The mismatch in capacity and demand is not always just caused by a lack of professional time in hospitals, it can also be a lack of rooms and equipment in hospitals. In Wales, to try to balance capacity and demand, one health board is not only discharging OHTs and glaucoma suspect patients to community optometry practices with a management plan, it has also contracted six optometry practices to monitor low risk glaucoma patients.

As optometrists we are really proud of our profession and the way it is rising to the challenges to help deliver high quality safe eye care across all parts of the pathway in Wales and the UK.

There is no doubt change is here and we think all the indications are there will be an increasing role for optometrists in primary eye care in future. We suspect it is impossible to predict exactly what the future holds for optometry. However, we do not think there is a need to put restrictions on the profession in terms of what they should or should not be able to do. Instead it is our hope optometrists continue to put their patients first and work with ophthalmologists, GPs, ophthalmic nurses and orthoptists to try to ensure that together we deliver safe, sustainable high quality eye care for everyone that needs it now and in the future. We expect, and hope, that would be the aspiration of all leaders in the profession.

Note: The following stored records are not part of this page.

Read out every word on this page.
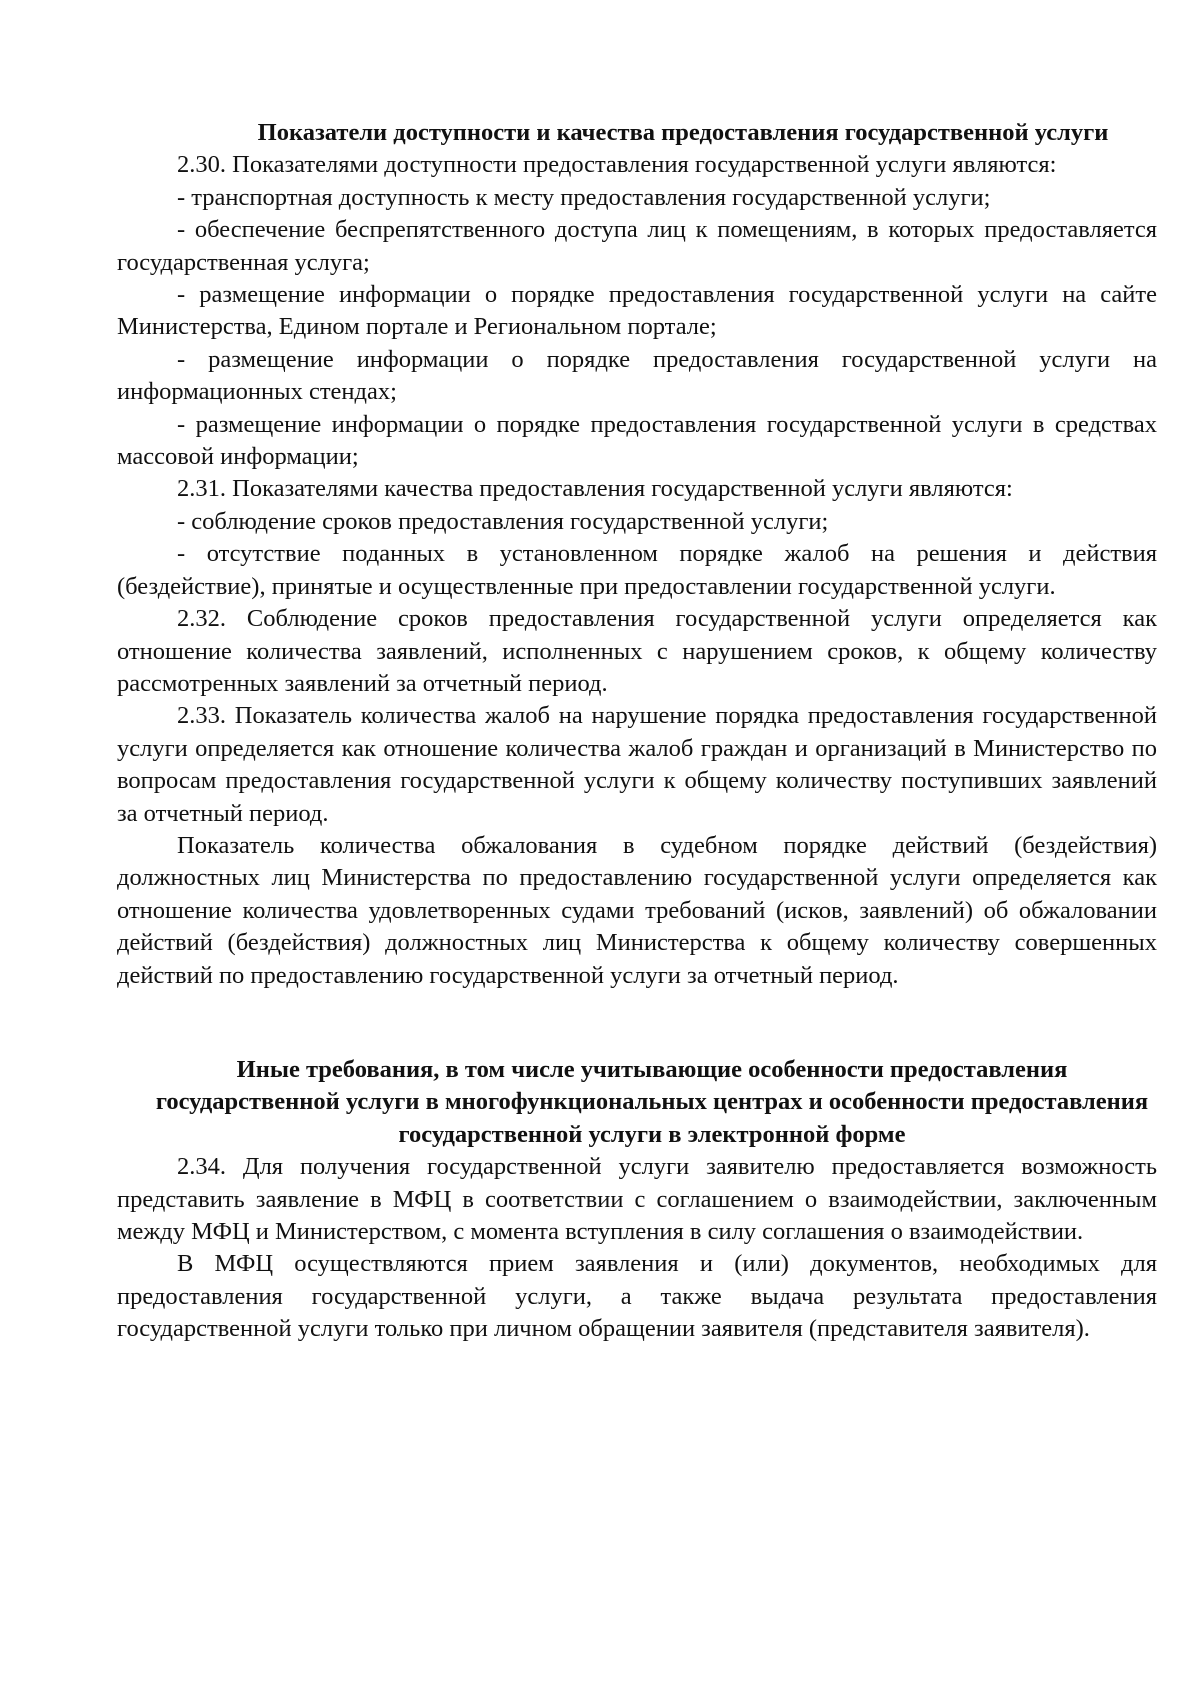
Показатели доступности и качества предоставления государственной услуги

2.30. Показателями доступности предоставления государственной услуги являются:

- транспортная доступность к месту предоставления государственной услуги;

- обеспечение беспрепятственного доступа лиц к помещениям, в которых предоставляется государственная услуга;

- размещение информации о порядке предоставления государственной услуги на сайте Министерства, Едином портале и Региональном портале;

- размещение информации о порядке предоставления государственной услуги на информационных стендах;

- размещение информации о порядке предоставления государственной услуги в средствах массовой информации;

2.31. Показателями качества предоставления государственной услуги являются:

- соблюдение сроков предоставления государственной услуги;

- отсутствие поданных в установленном порядке жалоб на решения и действия (бездействие), принятые и осуществленные при предоставлении государственной услуги.

2.32. Соблюдение сроков предоставления государственной услуги определяется как отношение количества заявлений, исполненных с нарушением сроков, к общему количеству рассмотренных заявлений за отчетный период.

2.33. Показатель количества жалоб на нарушение порядка предоставления государственной услуги определяется как отношение количества жалоб граждан и организаций в Министерство по вопросам предоставления государственной услуги к общему количеству поступивших заявлений за отчетный период.

Показатель количества обжалования в судебном порядке действий (бездействия) должностных лиц Министерства по предоставлению государственной услуги определяется как отношение количества удовлетворенных судами требований (исков, заявлений) об обжаловании действий (бездействия) должностных лиц Министерства к общему количеству совершенных действий по предоставлению государственной услуги за отчетный период.

Иные требования, в том числе учитывающие особенности предоставления государственной услуги в многофункциональных центрах и особенности предоставления государственной услуги в электронной форме

2.34. Для получения государственной услуги заявителю предоставляется возможность представить заявление в МФЦ в соответствии с соглашением о взаимодействии, заключенным между МФЦ и Министерством, с момента вступления в силу соглашения о взаимодействии.

В МФЦ осуществляются прием заявления и (или) документов, необходимых для предоставления государственной услуги, а также выдача результата предоставления государственной услуги только при личном обращении заявителя (представителя заявителя).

Drs Barbara Ryan and Nik Sheen, directors, Wopec, Cardiff University

1 Prof Carrie MacEwen, president, Royal College of Ophthalmologists. Eye risk from ‘overstretched NHS’. bbc.co.uk/news/health-35743550, accessed October 12, 2016.

2 March 16, 2016 National Patient Safety Agency (2009) Rapid Response Report NPSA/2009/RRR004: Preventing delay to follow up for patients with glaucoma.

3 Care Quality Commission (2015). Quality Report: Cambridge University Hospitals NHS Foundation Trust, Addenbrooke’s and the Rosie Hospitals. Supported by independent reports.